Most large company hiring practices are not so much a selection of specific traits as they are a filter for ensuring a lack of negative traits. When you factor in the bias of narcissism in interviewers, you'll get competent people who are skillful at reflecting the interviewers' traits back at them (such as the author, who didn't demonstrate incompetency with his first answer, but aced the interview by reflecting the cleverness the interviewer must have self-identified with as "Google material".) After a certain point, four or seven or nine layers of interview will certainly guarantee the incompetent ones don't get through, but at the same time it will also select for the kind of highly adaptable social personality that is often found in political operators.
I saw something similar with a badly underqualified sys-admin who had been in marine recon before embarking on a technical career. He had zero issues finding a high paying job.

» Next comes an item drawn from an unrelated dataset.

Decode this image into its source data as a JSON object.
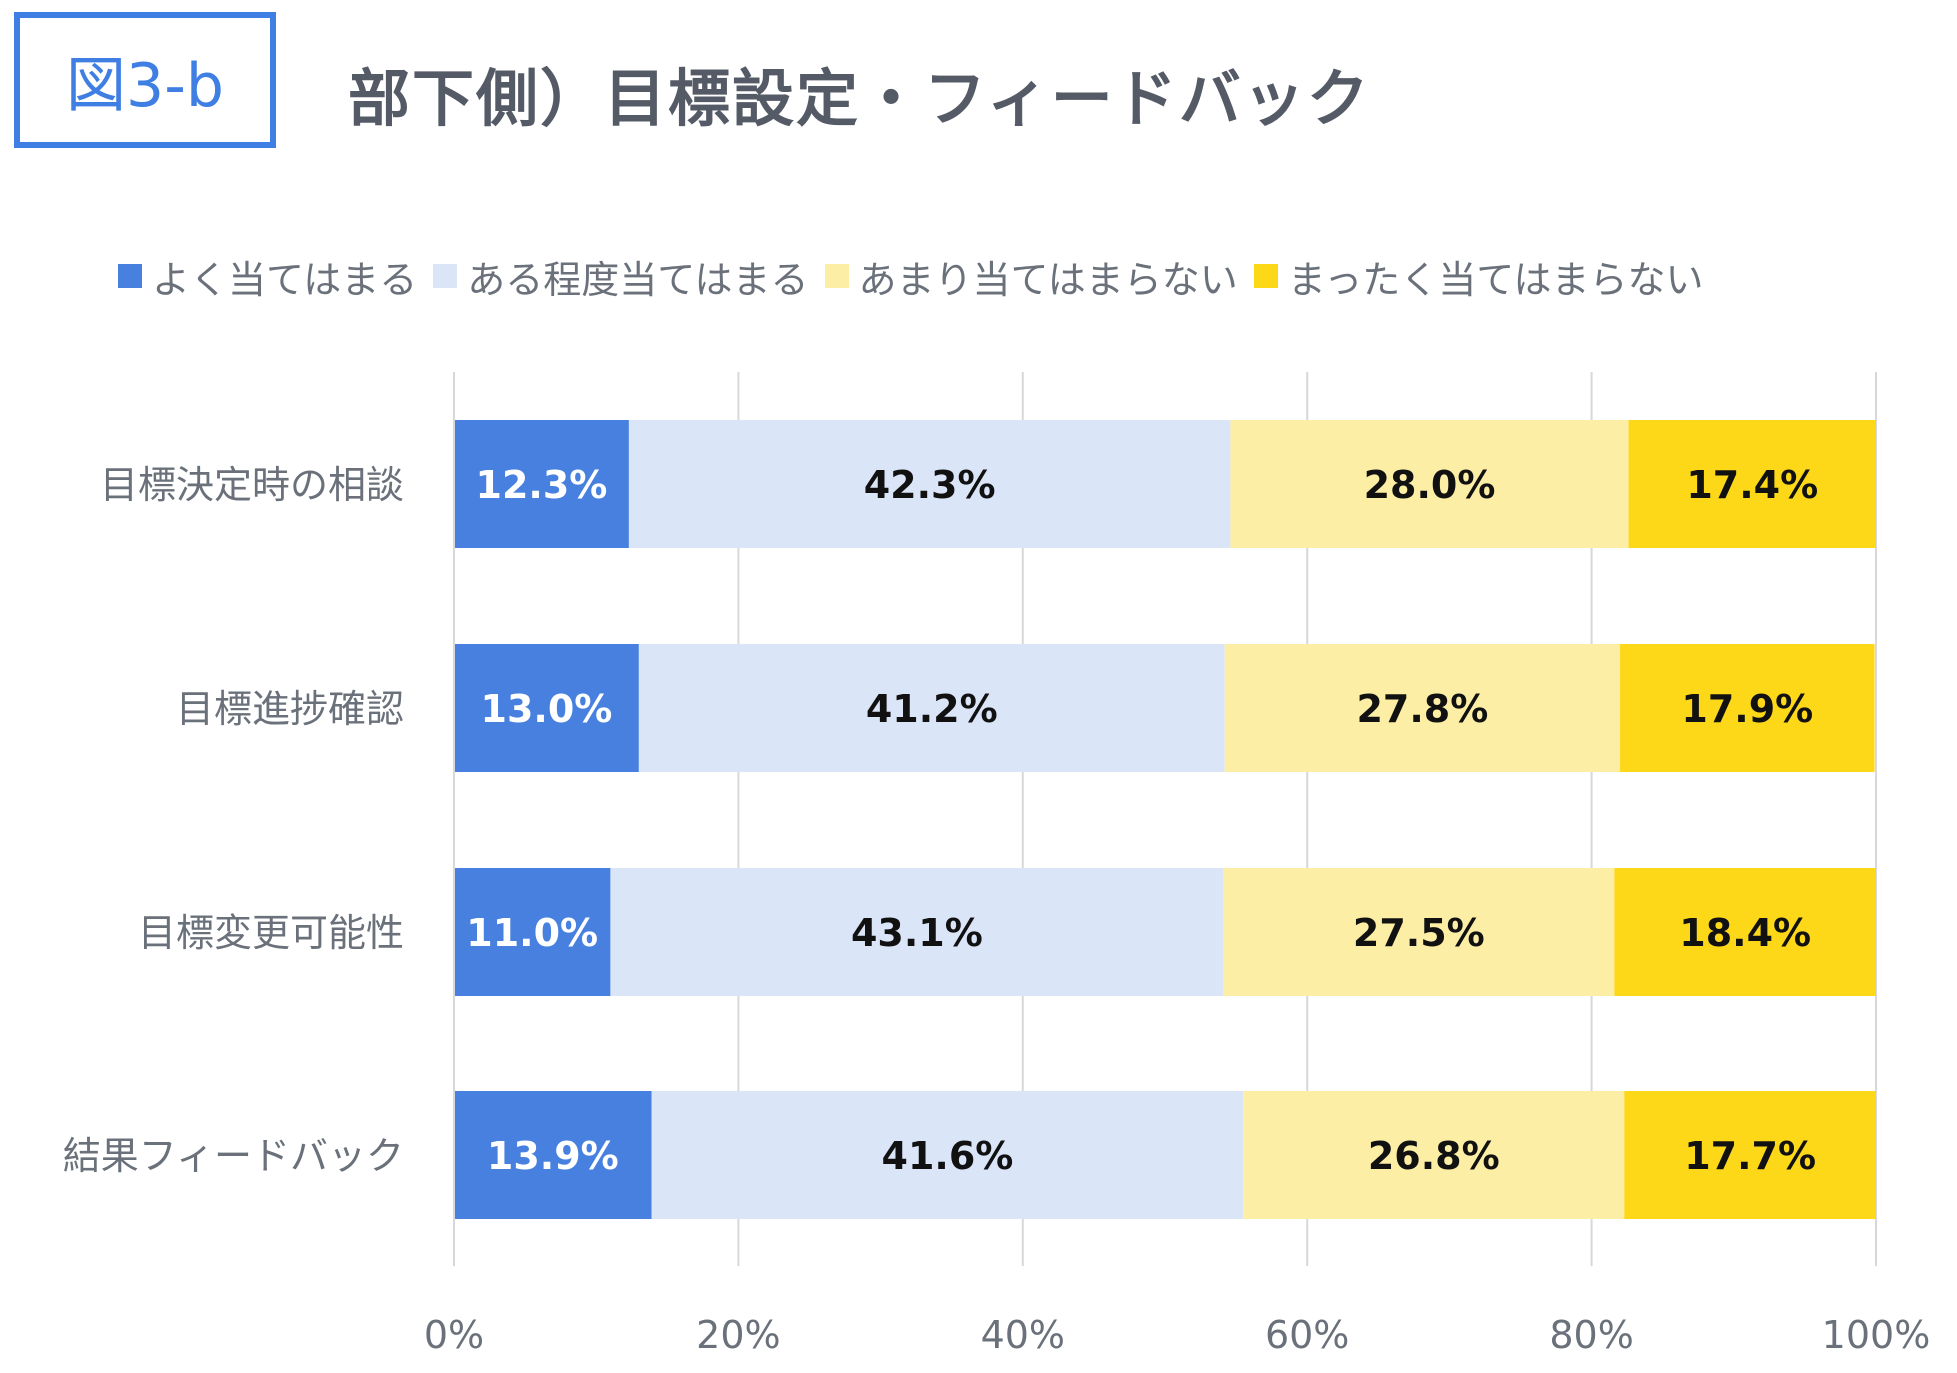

I read a book called "Money Ball" last year. One of the lessons I took away is that a successful baseball team can be created from undervalued stats (i.e. irrational beliefs in value cause inefficiencies). This trend you described forms teams of walkers xor home-runners, for example. I don't know why I believe this (I'm subject to my own criticism), but I strongly believe teams with multiple talents outperform teams with one talent (generalists vs niche).
Minutes? Well, yes.
In interviews, my tentative conclusion after two minutes is _usually_ the same as after 60 minutes. (I spend the following 58 minutes trying to disprove my hypothesis, of course.)